First, I haven’t been ignoring my duties to this blog by not posting articles, the time at my job has kept me away from posting regularly scheduled articles but it hasn’t stopped me from producing some great topics for future articles, this being one of these.

ESXi5.5 Purple Screen of Death = Oh My!

In our quest to migrating our environment to ESXi 5.5 and View 5.3 we had to do some maintenance on some of our file servers, the quick and dirty was to build massive TB VMDK’s for robocopy jobs as we migrated to newer File Servers. Part of this process included kicking off Veeam backups of these temporary File Servers. During the course of the reverse incremental job (multiple rounds of robocopy!) we encountered some PSOD’s (purple screen of death) on the temporary cluster where the file servers were located.

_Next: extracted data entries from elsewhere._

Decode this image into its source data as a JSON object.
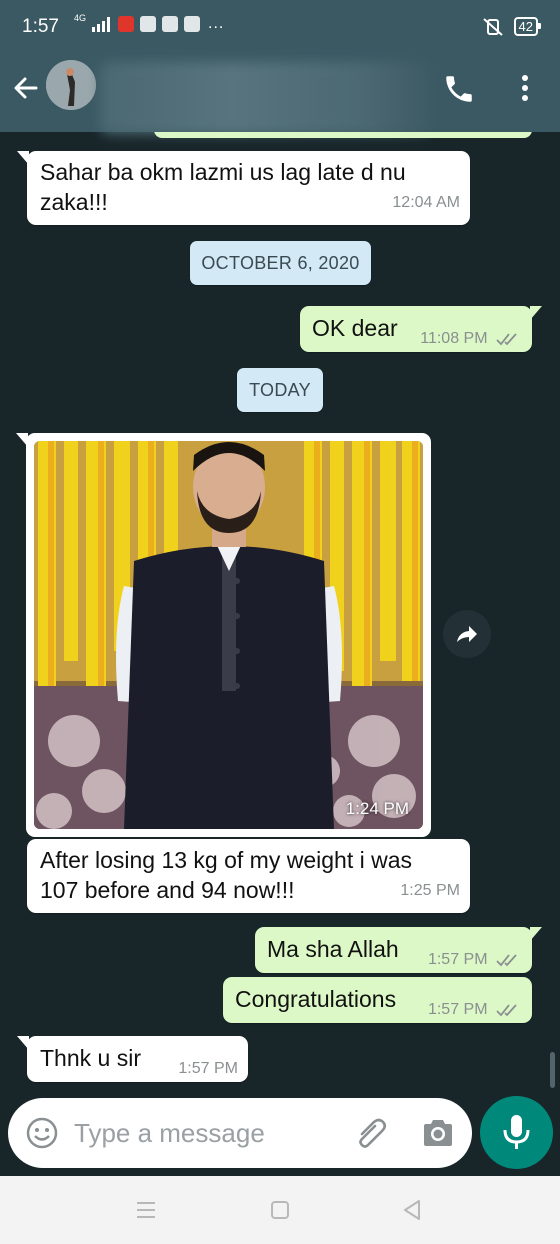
{
  "status_bar": {
    "time": "1:57",
    "network": "4G",
    "battery": "42",
    "overflow": "..."
  },
  "header": {
    "back_icon": "arrow-left-icon",
    "call_icon": "phone-icon",
    "menu_icon": "more-vert-icon"
  },
  "messages": [
    {
      "dir": "in",
      "text_lines": [
        "Sahar ba okm lazmi us lag late d nu",
        "zaka!!!"
      ],
      "time": "12:04 AM"
    },
    {
      "type": "date",
      "text": "OCTOBER 6, 2020"
    },
    {
      "dir": "out",
      "text": "OK dear",
      "time": "11:08 PM"
    },
    {
      "type": "date",
      "text": "TODAY"
    },
    {
      "dir": "in",
      "type": "image",
      "time": "1:24 PM"
    },
    {
      "dir": "in",
      "text_lines": [
        "After losing 13 kg of my weight i was",
        "107 before and 94 now!!!"
      ],
      "time": "1:25 PM"
    },
    {
      "dir": "out",
      "text": "Ma sha Allah",
      "time": "1:57 PM"
    },
    {
      "dir": "out",
      "text": "Congratulations",
      "time": "1:57 PM"
    },
    {
      "dir": "in",
      "text": "Thnk u sir",
      "time": "1:57 PM"
    }
  ],
  "composer": {
    "placeholder": "Type a message",
    "emoji_icon": "emoji-icon",
    "attach_icon": "paperclip-icon",
    "camera_icon": "camera-icon",
    "mic_icon": "mic-icon"
  },
  "colors": {
    "header": "#3b5963",
    "background": "#18262a",
    "outgoing": "#dcf8c6",
    "incoming": "#ffffff",
    "date_pill": "#d3e9f6",
    "accent": "#00897b",
    "read_ticks": "#8a8f91"
  }
}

Seeing as this was my first experience with a PSOD, yes I know I’m so lucky! I proceeded to establish a SR, support request, with VMware and Veeam. Then I began retracing my steps, trying to understand if it was a misconfiguration, something I didn’t enter correctly, etc. The cause of the host failures surprised me, considering it is such a big selling feature of ESXi5.5. What we discovered is that when you have a VMDK that is larger than 1.9TB, snapshots are in the SESparse format. There can be a memory heap issue related to ESXi5.5 that can cause host failure. So when we kicked off our Veeam Backups, Veeam uses the VMware Snapshot model for backups, the snapshot files were in the SESparse format and after 45 minutes the hosts failed.

The resolution from VMware was to reduce all VMDK’s to below the 1.9TB threshold and to wait patiently for the release of a upcoming patch to ESXi5.5 coming in July. Which brings me to my final thoughts, I have flashbacks of Jerry Springer: Just because you can, doesn’t mean you should.

Just Because You Can, Doesn’t Mean You Should

One of the big selling points for me about ESXi5.5 was the support for larger than 2TB VMDK’s think of the possibilities that this could bring an organization: Large File Servers, Exchange Datastores, SQL Databases, etc. But why? Why would you want to subject yourself, your company to the risk of placing all of your important files on one big drive, why not spread that risk out across multiple stores, servers, etc. It flies in the face of KISS, keep it simple stupid, that my friend Brad Christian constantly reminds me of!

So going forward, tread cautiously with each new feature a software comes out with, it may be great on paper, but does it really fit for your organization, your initiatives, your systems?